9 Details We Never Noticed in Famous Paintings


Artists very often leave special messages in their works. But we are used to looking at paintings as a whole, without paying heed to seemingly insignificant details.

9. The whale that wasn’t

This very modest landscape has concealed the truth for 150 years. A restorer, cleaning the surface of the picture, found on it a painted whale, washed up on the shore. The artist Hendrick van Anthonissen decided to paint over it, thinking a work without a dead animal would be more popular with the audience.

8. The da Vinci code

Members of Italy’s National Committee for Cultural Heritage found the letters “LV” in the right eye of the Mona Lisa. They could indicate the name of the artist, Leonardo da Vinci. Another find is symbols in the bridge, appearing to be the number 72. It is believed that the bridge (destroyed in 1472) behind the woman’s left shoulder is in the Italian city of Bobbio. Perhaps this way Leonardo wanted to hint at the setting.

7. Male or Female?

For a long time, the person in this painting by Caravaggio was considered a woman. Only at the beginning of the 20th century did art critics see a young man in the lute player. A few signs indicate this: the notes are the bass part of Jacques Arcadelt’s “You know I love you and adore you,” as well as the lute and the violin, considered male instruments in Caravaggio’s time.

6. Persephone and Hades

Take a look at this brooch: it shows Persephone, the Greek goddess of harvest and queen of the underworld. According to legend, Persephone was kidnapped by Hades, and the pitchfork in the hands of the farmer is just like Hades’s trident. Grant Wood has scattered many details around: for example, the stitching on the man’s denim overall, the stripes on his shirt, the window frames, and even the plant in the background mimic the shape of the pitchfork.

5. Van Gogh’s turbulence

In 2004, scientists observed vortices of clouds, dust, and gas around a distant star. Interestingly, this phenomenon reminded them of The Starry Night by the Dutchman. After studying the painting, the researchers came to a conclusion: it can be argued that Van Gogh captured one of the most difficult concepts in physics and mathematics — turbulence — on canvas.

4. A fig sign to the Pope

The conflict between Pope Julius II and Michelangelo led to the fact that one of the angels near Prophet Zechariah in the Sistine Chapel mural (the prophet was based on Julius II), folded his fingers in a fig sign. This gesture was thought to be indecent, so people got the hint.

3. A face in a jug

Bacchus, one of the most famous paintings by Caravaggio, looks rather ordinary, but a group of experts managed to see something peculiar inside the lower left of the jug: a miniature self-portrait of the artist.

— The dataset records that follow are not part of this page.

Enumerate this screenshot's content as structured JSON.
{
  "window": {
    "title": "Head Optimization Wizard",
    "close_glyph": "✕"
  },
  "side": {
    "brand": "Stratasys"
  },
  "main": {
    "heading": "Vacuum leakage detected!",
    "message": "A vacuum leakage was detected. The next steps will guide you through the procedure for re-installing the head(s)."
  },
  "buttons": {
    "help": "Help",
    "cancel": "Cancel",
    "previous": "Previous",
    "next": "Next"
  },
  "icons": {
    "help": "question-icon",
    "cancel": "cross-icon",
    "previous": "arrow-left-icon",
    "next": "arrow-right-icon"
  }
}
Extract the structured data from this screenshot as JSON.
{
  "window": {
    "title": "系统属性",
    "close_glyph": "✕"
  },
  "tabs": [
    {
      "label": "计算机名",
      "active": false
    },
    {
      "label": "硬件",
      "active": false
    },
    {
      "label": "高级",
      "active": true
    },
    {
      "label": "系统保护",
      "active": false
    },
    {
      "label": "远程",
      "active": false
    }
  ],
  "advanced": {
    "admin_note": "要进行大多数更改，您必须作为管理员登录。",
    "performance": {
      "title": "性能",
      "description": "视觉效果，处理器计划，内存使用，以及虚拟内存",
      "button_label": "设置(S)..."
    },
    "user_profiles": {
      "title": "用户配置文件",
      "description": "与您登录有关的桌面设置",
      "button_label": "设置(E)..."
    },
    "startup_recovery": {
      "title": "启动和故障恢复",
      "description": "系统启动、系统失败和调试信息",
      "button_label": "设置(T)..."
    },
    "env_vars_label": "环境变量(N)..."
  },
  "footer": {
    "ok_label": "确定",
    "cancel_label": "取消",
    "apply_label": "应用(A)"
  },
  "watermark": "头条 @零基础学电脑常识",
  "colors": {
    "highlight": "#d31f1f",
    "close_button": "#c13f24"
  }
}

2. Life and death from different angles

The strange object placed in the foreground of The Ambassadors is a skull. Hans Holbein the Younger did a trick: when we look straight at the painting, we see a person immersed in a routine. Death now is almost an illusion not worth any attention. But at the “right” angle, death turns into the only reality, a reality that distorts the life we know.

1. Lady without an ermine

In the original version of the famous painting Lady With an Ermine, there was no ermine. Leonardo da Vinci drew the gray animal and the blue cloak later. For the final version, he even made the animal larger and colored it white. It is assumed that the lady in the picture is the mistress of Duke Ludovico Sforza, and he himself is depicted as an ermine. This animal was the symbol of Sforza’s house.

Bonus: a hidden Van Gogh self-portrait has been recently discovered

The National Galleries of Scotland have recently revealed a previously unknown self-portrait by Vincent van Gogh. The mysterious painting was discovered during an x-ray taken from a painting entitled Head of a Peasant Woman, for an upcoming exhibition. Hidden from view for over a century, the self-portrait is on the back of the canvas, covered by layers of glue and cardboard.

The x-ray shows a bearded man in a brimmed hat with a neckerchief loosely tied at the throat, fixing the viewer with an intense stare — and, to our general surprise, his famous left ear is clearly visible. Now conservators will begin the process of revealing the self-portrait, which is in an uncertain condition beneath layers of adhesive and cardboard, while preserving the original painting.